Quand les problèmes de DNS ne sont pas vraiment des problèmes de DNS
Une panne d'un site web ou d'un service de messagerie n'est pas nécessairement due à un problème de DNS. Il se peut que le serveur soit indisponible, qu'un pare-feu bloque le trafic, qu'un certificat TLS ait expiré ou qu'une application soit mal configurée. Pour bien dépanner, il faut d'abord vérifier si la réponse DNS est correcte, puis tester si le service de destination répond comme prévu.
Si une modification DNS semble incohérente, vérifiez d'abord les serveurs de noms. Une cause fréquente est la modification d'enregistrements chez le registraire alors que le domaine pointe vers des serveurs de noms gérés ailleurs. Une autre cause est une migration incomplète, dans laquelle les nouveaux serveurs de noms ne contiennent pas tous les enregistrements requis.
On invoque souvent la propagation, mais celle-ci ne doit pas servir d’explication fourre-tout. La mise en cache DNS est bien réelle, en particulier après une modification récente, mais un problème persistant peut indiquer un enregistrement incorrect, un détail de destination manquant à la fin d'une interface particulière ou des paramètres contradictoires. Comparer les résultats provenant de différents réseaux et vérifier la réponse du serveur de noms faisant autorité permet de distinguer la mise en cache des erreurs de configuration.

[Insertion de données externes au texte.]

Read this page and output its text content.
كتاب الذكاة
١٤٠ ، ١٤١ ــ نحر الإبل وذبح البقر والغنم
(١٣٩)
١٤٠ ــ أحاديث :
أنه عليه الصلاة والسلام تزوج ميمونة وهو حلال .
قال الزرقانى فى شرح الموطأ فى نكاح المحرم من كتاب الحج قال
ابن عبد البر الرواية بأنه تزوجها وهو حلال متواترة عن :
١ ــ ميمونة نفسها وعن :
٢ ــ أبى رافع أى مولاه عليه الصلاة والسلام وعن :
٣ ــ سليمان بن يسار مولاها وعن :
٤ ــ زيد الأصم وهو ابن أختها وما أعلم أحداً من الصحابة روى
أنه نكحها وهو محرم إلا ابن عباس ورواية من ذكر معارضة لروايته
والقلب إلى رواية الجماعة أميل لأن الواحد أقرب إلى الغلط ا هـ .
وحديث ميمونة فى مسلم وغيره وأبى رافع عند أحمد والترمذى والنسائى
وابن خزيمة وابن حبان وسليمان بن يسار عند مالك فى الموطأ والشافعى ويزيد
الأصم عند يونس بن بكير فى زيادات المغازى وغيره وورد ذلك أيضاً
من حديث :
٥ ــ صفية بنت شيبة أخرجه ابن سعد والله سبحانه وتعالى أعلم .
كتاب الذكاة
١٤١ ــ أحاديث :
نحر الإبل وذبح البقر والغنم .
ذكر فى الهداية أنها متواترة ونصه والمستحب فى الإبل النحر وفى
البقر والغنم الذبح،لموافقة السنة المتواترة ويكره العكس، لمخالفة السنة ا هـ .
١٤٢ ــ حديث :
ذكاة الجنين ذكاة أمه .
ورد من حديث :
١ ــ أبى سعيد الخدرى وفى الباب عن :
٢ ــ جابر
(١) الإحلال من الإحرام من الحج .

Pour les clients qui utilisent un hébergement, une messagerie électronique ou une infrastructure gérés localement au Luxembourg, une assistance technique personnalisée peut rendre ce processus nettement moins stressant. Chez Visual Online, les personnes qui vous accompagnent peuvent examiner avec vous la zone DNS et le service sous-jacent, plutôt que de vous faire passer d’une équipe à l’autre.
Considérez le DNS comme une infrastructure opérationnelle évolutive, et non comme une tâche de configuration ponctuelle. Tenez à jour un registre indiquant ce que chaque entrée prend en charge, vérifiez régulièrement les accès et n’effectuez qu’une seule modification à la fois. Lorsqu’une modification affecte un site web essentiel, le flux de messagerie ou un service de communication d’entreprise, quelques minutes de préparation valent généralement bien plus que le temps perdu à résoudre une panne par la suite.